I do not go away because it is not something I do but I realized this past weekend that once in a while I should. I went with a friend who does no live near and we had an amazing time. We laughed, a lot, and had no real plans so we lived in the moment. Lived in the moment, I had to re-read that after I read it because my life with work, kids is all about planning and organizing. Enjoying a stop in a store, a leisurely discussion in a bookstore, a lunch without anyone looking at a watch. We had one thing that was appointments at a spa and before that we woke up without purpose, got coffee and wandered to the beach near the place where we were staying. Sitting on rocks, no gear, watching the surfers (well now single ladies do not Tinder instead swipe yourselves to where guys surf -- enough said) and just enjoying not having to keep an eye on anyone, listen to anyone or really do much then just inhale the great salty ocean air and the rays on our faces.
Our evenings were spent dining with no real hurry and then it's like being 15 again, lying across from one another, putting on masks (some of a less than wonderful aroma) and laughing at the things that you laugh at when you are truly comfortable. It was as much of a treatment as the massage the next day.
It helped that I was in one of my favorite spots ever, The Hamptons, but it mostly was that I was with someone who was there like I was just to enjoy things for ourselves. It was great talks and it was recharging.

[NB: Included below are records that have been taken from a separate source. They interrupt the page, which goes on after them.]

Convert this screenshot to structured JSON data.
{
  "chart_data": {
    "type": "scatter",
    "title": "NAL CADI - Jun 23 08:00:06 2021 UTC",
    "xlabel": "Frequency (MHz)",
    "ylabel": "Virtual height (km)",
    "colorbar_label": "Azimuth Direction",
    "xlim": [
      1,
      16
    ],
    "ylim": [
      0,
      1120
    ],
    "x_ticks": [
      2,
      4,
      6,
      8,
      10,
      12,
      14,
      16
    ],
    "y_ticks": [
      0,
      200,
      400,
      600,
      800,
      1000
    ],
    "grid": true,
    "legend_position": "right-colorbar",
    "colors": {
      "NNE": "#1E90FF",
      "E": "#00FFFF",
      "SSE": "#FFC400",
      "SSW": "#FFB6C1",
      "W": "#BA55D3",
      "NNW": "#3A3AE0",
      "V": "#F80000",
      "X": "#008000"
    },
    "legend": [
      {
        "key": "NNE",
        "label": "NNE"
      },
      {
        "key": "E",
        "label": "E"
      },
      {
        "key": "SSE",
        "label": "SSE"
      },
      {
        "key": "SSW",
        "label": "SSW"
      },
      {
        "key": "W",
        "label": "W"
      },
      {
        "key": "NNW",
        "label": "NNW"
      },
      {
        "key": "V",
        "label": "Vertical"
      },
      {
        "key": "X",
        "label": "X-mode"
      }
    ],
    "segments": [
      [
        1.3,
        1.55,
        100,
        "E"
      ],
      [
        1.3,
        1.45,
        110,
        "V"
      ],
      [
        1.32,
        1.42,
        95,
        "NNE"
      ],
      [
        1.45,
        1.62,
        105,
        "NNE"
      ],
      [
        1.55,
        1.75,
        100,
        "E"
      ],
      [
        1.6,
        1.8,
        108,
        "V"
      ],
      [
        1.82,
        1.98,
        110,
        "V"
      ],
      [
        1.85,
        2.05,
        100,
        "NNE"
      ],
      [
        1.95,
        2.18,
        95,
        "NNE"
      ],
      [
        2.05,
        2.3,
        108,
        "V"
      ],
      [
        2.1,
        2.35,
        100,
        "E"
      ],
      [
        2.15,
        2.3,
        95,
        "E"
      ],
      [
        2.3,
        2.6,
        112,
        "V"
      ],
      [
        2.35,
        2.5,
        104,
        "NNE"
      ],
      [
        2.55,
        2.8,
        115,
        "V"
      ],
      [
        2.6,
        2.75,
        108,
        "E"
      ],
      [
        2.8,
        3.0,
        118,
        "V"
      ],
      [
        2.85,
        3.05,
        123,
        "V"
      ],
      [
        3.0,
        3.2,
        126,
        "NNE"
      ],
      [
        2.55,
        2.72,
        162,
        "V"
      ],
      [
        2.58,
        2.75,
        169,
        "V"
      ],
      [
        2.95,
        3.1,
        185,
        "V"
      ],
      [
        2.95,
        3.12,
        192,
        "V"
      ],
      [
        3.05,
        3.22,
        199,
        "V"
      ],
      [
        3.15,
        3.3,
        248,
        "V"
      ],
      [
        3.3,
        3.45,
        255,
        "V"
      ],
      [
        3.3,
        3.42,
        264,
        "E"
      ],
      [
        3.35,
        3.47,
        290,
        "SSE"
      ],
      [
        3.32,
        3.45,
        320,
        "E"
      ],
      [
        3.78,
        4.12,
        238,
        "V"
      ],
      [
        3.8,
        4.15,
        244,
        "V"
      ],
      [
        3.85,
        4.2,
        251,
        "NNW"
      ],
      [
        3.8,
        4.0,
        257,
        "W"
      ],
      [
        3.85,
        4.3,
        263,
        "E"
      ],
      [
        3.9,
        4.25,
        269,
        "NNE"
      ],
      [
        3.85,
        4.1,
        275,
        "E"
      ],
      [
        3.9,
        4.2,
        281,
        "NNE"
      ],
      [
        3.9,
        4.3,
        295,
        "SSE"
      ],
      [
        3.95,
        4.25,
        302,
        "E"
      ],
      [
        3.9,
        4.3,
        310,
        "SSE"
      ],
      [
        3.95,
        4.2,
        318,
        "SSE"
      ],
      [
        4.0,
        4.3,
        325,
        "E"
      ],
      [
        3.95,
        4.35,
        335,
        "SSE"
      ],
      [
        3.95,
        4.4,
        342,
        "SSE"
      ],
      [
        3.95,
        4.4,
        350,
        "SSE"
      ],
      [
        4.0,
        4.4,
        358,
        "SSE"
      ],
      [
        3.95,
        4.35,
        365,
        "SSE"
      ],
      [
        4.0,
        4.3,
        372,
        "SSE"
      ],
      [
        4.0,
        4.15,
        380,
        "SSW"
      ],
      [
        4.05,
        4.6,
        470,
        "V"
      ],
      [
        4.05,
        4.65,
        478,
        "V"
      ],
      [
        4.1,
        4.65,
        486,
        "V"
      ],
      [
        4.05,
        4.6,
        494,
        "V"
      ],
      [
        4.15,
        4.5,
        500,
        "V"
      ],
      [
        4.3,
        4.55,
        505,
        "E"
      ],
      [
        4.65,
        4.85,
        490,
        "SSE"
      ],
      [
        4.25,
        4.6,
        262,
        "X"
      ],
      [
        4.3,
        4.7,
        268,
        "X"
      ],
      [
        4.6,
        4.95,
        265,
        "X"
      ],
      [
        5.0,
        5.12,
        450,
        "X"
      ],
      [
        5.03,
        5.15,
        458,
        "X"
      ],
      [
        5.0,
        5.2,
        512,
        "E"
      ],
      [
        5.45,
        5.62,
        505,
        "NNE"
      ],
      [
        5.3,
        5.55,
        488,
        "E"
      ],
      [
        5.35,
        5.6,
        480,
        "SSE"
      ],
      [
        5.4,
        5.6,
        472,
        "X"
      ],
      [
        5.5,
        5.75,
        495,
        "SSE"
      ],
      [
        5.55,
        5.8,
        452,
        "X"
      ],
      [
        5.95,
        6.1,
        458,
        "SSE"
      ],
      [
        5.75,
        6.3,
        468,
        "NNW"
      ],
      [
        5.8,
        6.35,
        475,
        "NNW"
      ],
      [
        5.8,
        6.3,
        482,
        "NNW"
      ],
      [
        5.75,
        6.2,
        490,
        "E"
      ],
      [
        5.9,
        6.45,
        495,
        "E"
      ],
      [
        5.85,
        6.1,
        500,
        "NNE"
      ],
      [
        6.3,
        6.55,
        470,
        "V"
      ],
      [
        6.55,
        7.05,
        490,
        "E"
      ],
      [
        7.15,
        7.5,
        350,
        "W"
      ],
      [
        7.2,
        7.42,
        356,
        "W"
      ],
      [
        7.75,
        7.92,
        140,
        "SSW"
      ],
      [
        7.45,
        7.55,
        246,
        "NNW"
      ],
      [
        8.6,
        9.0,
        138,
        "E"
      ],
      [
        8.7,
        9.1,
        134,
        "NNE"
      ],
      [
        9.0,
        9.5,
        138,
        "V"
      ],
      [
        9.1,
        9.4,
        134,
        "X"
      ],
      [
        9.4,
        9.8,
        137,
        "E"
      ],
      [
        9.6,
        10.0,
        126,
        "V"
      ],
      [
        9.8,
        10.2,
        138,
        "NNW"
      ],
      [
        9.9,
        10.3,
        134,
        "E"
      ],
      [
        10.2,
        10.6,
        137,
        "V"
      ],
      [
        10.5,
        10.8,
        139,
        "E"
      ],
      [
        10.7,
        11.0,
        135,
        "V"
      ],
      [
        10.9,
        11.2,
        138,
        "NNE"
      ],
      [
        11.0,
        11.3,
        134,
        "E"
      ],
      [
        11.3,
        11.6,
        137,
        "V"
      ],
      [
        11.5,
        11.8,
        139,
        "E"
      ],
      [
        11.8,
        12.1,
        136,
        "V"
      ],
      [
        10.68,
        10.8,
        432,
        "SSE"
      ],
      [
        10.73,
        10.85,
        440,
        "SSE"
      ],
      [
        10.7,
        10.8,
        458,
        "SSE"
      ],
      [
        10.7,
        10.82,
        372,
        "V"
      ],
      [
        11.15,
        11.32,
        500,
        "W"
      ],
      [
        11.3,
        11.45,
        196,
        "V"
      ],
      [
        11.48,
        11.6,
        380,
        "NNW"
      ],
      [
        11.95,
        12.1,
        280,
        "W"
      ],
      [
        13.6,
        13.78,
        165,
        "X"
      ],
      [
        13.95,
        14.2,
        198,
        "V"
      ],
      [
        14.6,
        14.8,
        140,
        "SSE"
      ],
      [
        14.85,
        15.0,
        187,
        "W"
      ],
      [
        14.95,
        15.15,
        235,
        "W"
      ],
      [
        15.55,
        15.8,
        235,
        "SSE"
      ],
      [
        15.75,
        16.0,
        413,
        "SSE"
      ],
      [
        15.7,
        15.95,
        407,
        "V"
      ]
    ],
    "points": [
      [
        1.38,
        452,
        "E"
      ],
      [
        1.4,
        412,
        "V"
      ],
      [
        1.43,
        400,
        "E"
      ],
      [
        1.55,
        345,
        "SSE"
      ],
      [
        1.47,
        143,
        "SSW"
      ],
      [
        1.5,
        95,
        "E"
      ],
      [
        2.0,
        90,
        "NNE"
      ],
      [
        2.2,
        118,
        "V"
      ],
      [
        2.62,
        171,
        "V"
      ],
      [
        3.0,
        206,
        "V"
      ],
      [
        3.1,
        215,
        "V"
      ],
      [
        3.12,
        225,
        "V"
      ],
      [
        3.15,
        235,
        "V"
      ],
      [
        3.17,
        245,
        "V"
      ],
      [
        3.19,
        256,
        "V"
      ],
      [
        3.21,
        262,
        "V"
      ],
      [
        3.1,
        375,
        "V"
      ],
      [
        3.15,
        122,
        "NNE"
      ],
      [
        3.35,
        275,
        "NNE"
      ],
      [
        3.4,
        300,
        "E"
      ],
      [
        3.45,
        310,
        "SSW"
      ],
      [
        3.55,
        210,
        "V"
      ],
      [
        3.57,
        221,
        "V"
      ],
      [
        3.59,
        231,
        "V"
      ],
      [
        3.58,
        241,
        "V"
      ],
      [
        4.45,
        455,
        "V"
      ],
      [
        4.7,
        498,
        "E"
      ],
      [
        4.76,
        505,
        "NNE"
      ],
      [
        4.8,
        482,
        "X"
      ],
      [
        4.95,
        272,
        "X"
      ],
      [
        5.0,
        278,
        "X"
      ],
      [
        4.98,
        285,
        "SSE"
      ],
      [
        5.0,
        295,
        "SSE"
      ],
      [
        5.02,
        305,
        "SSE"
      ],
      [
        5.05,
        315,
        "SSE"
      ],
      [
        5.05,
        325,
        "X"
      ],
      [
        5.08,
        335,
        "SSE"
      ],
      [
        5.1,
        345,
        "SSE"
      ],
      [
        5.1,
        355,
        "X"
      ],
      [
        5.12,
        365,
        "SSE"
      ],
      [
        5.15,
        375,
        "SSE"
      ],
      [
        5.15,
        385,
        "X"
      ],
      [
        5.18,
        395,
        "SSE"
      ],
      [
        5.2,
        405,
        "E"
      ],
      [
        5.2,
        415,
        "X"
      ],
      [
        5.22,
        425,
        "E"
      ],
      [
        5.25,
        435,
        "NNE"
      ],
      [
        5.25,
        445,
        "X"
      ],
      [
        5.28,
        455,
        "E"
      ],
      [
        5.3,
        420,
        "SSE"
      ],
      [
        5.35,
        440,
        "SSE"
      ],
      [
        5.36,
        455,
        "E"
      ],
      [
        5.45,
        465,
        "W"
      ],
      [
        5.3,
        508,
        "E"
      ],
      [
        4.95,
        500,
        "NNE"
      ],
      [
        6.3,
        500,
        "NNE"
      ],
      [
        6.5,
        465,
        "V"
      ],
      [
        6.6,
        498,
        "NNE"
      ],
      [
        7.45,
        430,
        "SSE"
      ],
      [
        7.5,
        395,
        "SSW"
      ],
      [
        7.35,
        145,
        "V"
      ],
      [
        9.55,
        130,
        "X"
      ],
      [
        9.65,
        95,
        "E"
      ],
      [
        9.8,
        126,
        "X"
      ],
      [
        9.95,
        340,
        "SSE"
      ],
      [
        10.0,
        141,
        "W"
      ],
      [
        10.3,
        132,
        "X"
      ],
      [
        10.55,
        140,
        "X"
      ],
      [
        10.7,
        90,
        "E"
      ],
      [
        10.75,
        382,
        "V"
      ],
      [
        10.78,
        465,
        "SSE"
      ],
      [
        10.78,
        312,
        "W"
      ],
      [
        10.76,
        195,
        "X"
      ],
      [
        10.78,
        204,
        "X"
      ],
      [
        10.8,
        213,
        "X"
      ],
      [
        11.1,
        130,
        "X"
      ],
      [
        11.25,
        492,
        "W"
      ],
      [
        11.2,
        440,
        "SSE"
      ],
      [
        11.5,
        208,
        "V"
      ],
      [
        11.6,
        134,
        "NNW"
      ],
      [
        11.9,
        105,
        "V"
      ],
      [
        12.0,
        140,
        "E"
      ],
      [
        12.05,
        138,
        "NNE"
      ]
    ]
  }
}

I need to find more time and so do we all in our lives for us. Weekends away here and there, without anyone but our girlfriends remind us of all that we are and who we keep wanting to be, not defined as mom or wife or girlfriend or whatever but just ourselves. It reminds us of the people we are and our girlfriends will always remind us of how much more we could evolve to.
Girlfriend time - even if it has to be booked and rescheduled will now be something I try to do more often because as I try to teach my kids to nurture what makes them happy I should do the same for myself.